Back then it provided hours of fun as I explored sites like Mount McKinley in Alaska, the battleship graveyard near San Francisco bay and St. Peter’s in Rome. Even after the novelty wore off I found myself using it for business and not just pleasure. While doing some community organizing back in California, I used the satellite imagery to find out what way the houses were facing on streets to determine the most efficient routes to assign to my team who were going door to door. It turned out the east-west streets had a much greater density of houses – and I was able to determine it in 5 minutes at my computer rather without having to drive around the neighborhoods!

But it’s been years since I’ve used Google Earth and that’s largely because it doesn’t offer enough new features to replace Google Maps. Today I could use the satellite imagery within Google Maps to do what I did while community organizing back in California.

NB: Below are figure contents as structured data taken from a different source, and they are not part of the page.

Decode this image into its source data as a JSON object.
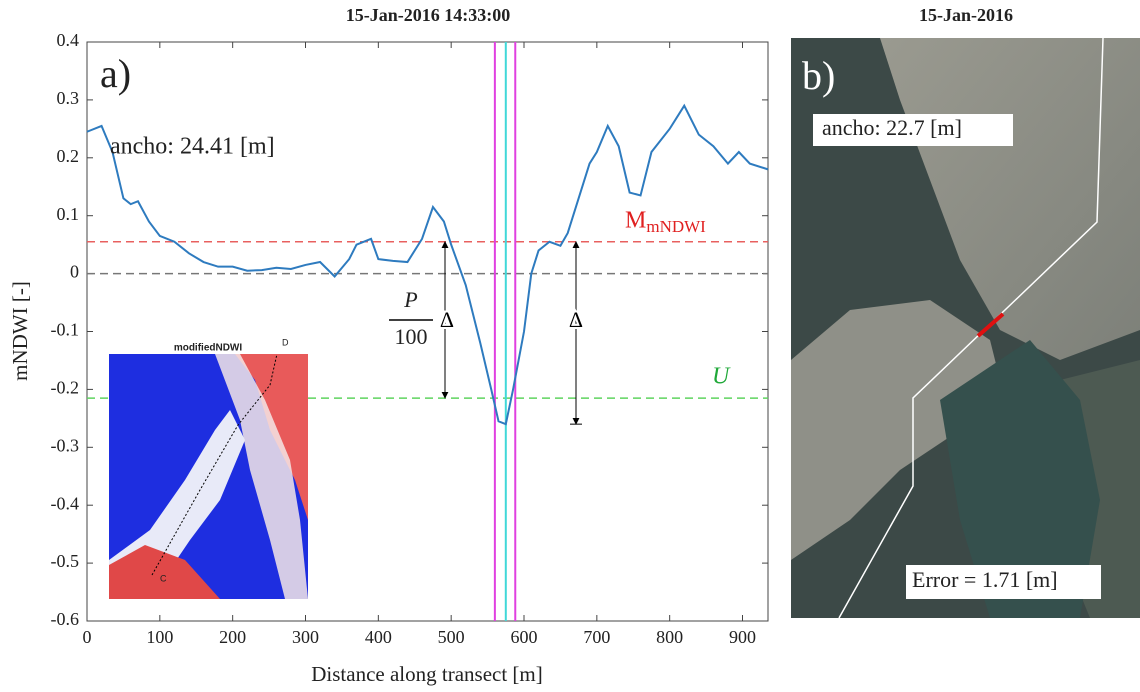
{
  "chart_data": {
    "type": "line",
    "title": "15-Jan-2016 14:33:00",
    "x_label": "Distance along transect [m]",
    "y_label": "mNDWI [-]",
    "xlim": [
      0,
      935
    ],
    "ylim": [
      -0.6,
      0.4
    ],
    "xticks": [
      0,
      100,
      200,
      300,
      400,
      500,
      600,
      700,
      800,
      900
    ],
    "yticks": [
      -0.6,
      -0.5,
      -0.4,
      -0.3,
      -0.2,
      -0.1,
      0,
      0.1,
      0.2,
      0.3,
      0.4
    ],
    "color": "#2e7bbf",
    "x": [
      0,
      20,
      35,
      50,
      60,
      70,
      85,
      100,
      120,
      140,
      160,
      180,
      200,
      220,
      240,
      260,
      280,
      300,
      320,
      340,
      360,
      370,
      390,
      400,
      420,
      440,
      460,
      475,
      490,
      500,
      520,
      540,
      555,
      565,
      575,
      585,
      600,
      610,
      620,
      635,
      650,
      660,
      675,
      690,
      700,
      715,
      730,
      745,
      760,
      775,
      800,
      820,
      840,
      860,
      880,
      895,
      910,
      935
    ],
    "values": [
      0.245,
      0.255,
      0.21,
      0.13,
      0.12,
      0.125,
      0.09,
      0.065,
      0.055,
      0.035,
      0.02,
      0.012,
      0.012,
      0.005,
      0.006,
      0.01,
      0.008,
      0.015,
      0.02,
      -0.005,
      0.025,
      0.05,
      0.06,
      0.025,
      0.022,
      0.02,
      0.06,
      0.115,
      0.09,
      0.05,
      -0.02,
      -0.12,
      -0.2,
      -0.255,
      -0.26,
      -0.2,
      -0.1,
      0.0,
      0.04,
      0.055,
      0.048,
      0.07,
      0.13,
      0.19,
      0.21,
      0.255,
      0.22,
      0.14,
      0.135,
      0.21,
      0.25,
      0.29,
      0.24,
      0.22,
      0.19,
      0.21,
      0.19,
      0.18
    ],
    "hlines": [
      {
        "value": 0.055,
        "color": "#e8605f"
      },
      {
        "value": 0,
        "color": "#777777"
      },
      {
        "value": -0.215,
        "color": "#5fd45f"
      }
    ],
    "vlines": [
      {
        "value": 560,
        "color": "#e040e0"
      },
      {
        "value": 575,
        "color": "#40d8d8"
      },
      {
        "value": 588,
        "color": "#e040e0"
      }
    ],
    "annotations": {
      "panel": "a)",
      "width": "ancho: 24.41 [m]",
      "m_label": "M",
      "m_sub": "mNDWI",
      "u_label": "U",
      "p_num": "P",
      "p_den": "100",
      "delta": "Δ"
    }
  },
  "inset": {
    "title": "modifiedNDWI",
    "top_label": "D",
    "bottom_label": "C"
  },
  "panel_b": {
    "title": "15-Jan-2016",
    "panel": "b)",
    "width": "ancho: 22.7 [m]",
    "error": "Error = 1.71 [m]"
  }
}
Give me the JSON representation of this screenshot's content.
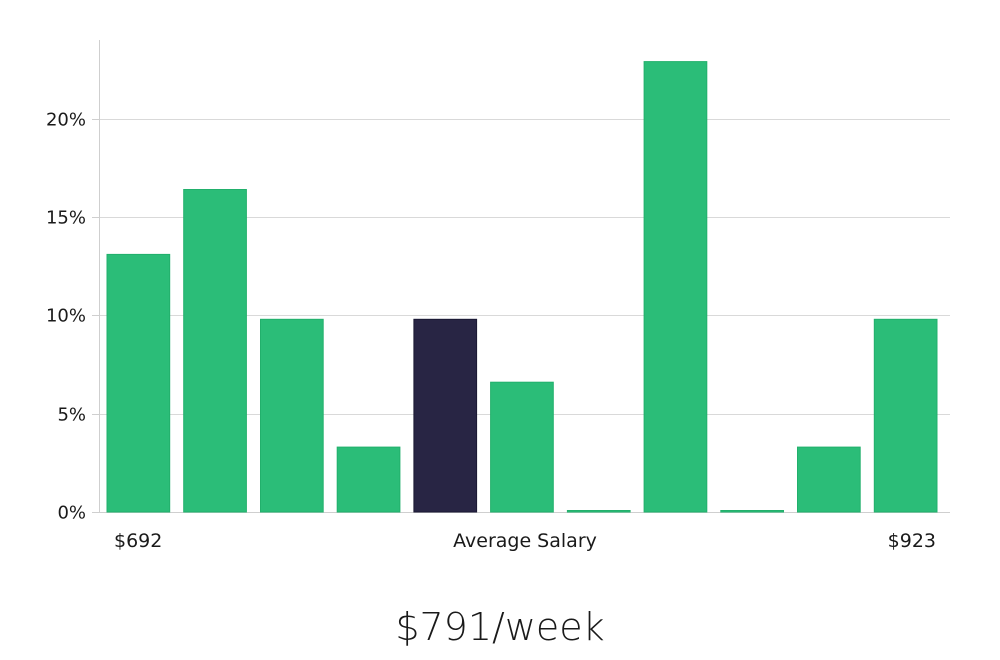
{
  "chart_data": {
    "type": "bar",
    "values": [
      13.1,
      16.4,
      9.8,
      3.3,
      9.8,
      6.6,
      0,
      22.9,
      0,
      3.3,
      9.8
    ],
    "highlight_index": 4,
    "ylim": [
      0,
      24
    ],
    "yticks": [
      0,
      5,
      10,
      15,
      20
    ],
    "ytick_labels": [
      "0%",
      "5%",
      "10%",
      "15%",
      "20%"
    ],
    "x_min_label": "$692",
    "x_center_label": "Average Salary",
    "x_max_label": "$923",
    "grid": true,
    "colors": {
      "bar": "#2bbd78",
      "highlight": "#282544",
      "grid": "#d9d9d9",
      "axis": "#cfcfcf"
    }
  },
  "average": {
    "value_text": "$791/week"
  }
}
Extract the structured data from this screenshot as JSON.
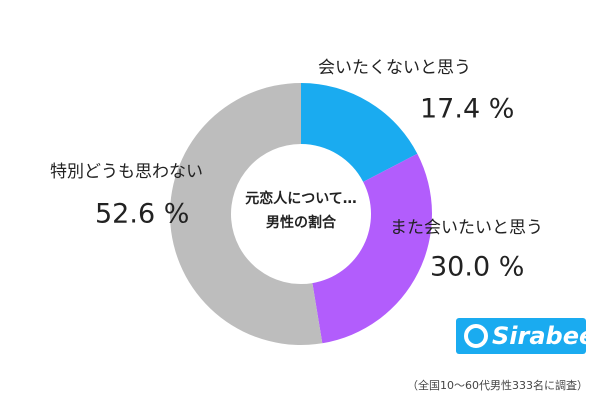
{
  "chart_data": {
    "type": "pie",
    "categories": [
      "会いたくないと思う",
      "また会いたいと思う",
      "特別どうも思わない"
    ],
    "values": [
      17.4,
      30.0,
      52.6
    ],
    "value_labels": [
      "17.4 %",
      "30.0 %",
      "52.6 %"
    ],
    "colors": [
      "#1aabf0",
      "#b25dfc",
      "#bdbdbd"
    ],
    "center_text": [
      "元恋人について…",
      "男性の割合"
    ]
  },
  "logo": "Sirabee",
  "note": "（全国10～60代男性333名に調査）"
}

It was with eager anticipation that I downloaded the Google Earth App onto my iPhone, but unfortunately it does not breathe new life into Google Earth and I’ll probably keep using the Google Maps on my iPhone just like I do on my computer. It does offer a couple things Google Maps doesn’t like direct links to geotargetted articles in Wikipedia

or geotagged photos in Panoramio.

Plus the 3-D views are pretty cool – when you can get them to display the way you want (more on this later).

Like Google Maps you can do localized searches for businesses and services. In fact localized searches within Google Earth appear to be driven by the same engine that drives them in Google Maps.

Like the Google Maps App you can have Google Earth automatically center on your current location.

On my first-gen iPhone that uses cel tower triangulation, it reasonably accurate (within a block or three). I wish I could tell you how it works on a current-gen iPhone with GPS, but Jeb’s kept crashing every time we tried.

As you can see from the screenshots, the app definitely looks nice and has the potential to definitely impress your friends – just make sure to spend at least an hour or so getting used to controlling it through the iPhone’s touchscreen. You can pan, rotate, tilt and zoom in and out using taps, single finger swipes and two finger swipes. Only problem is that the Google Earth isn’t very proficient at distinguishing between a single finger and two finger swipe. I was trying to take in a 3-D view of the Santa Monica mountains near Simi Valley and after the app misinterpreted a few swipes I suddenly found myself in the middle of Compton!

So, the bottom line is that this is definitely not the killer iPhone app that Jeb and the rest of us have been waiting for. The not infrequent crashing shows that it’s still a little buggy; trying to navigate via the touchscreen is more than a little annoying; and aside from direct linking to Wikipedia and Panoramio it offers little more than Google Maps.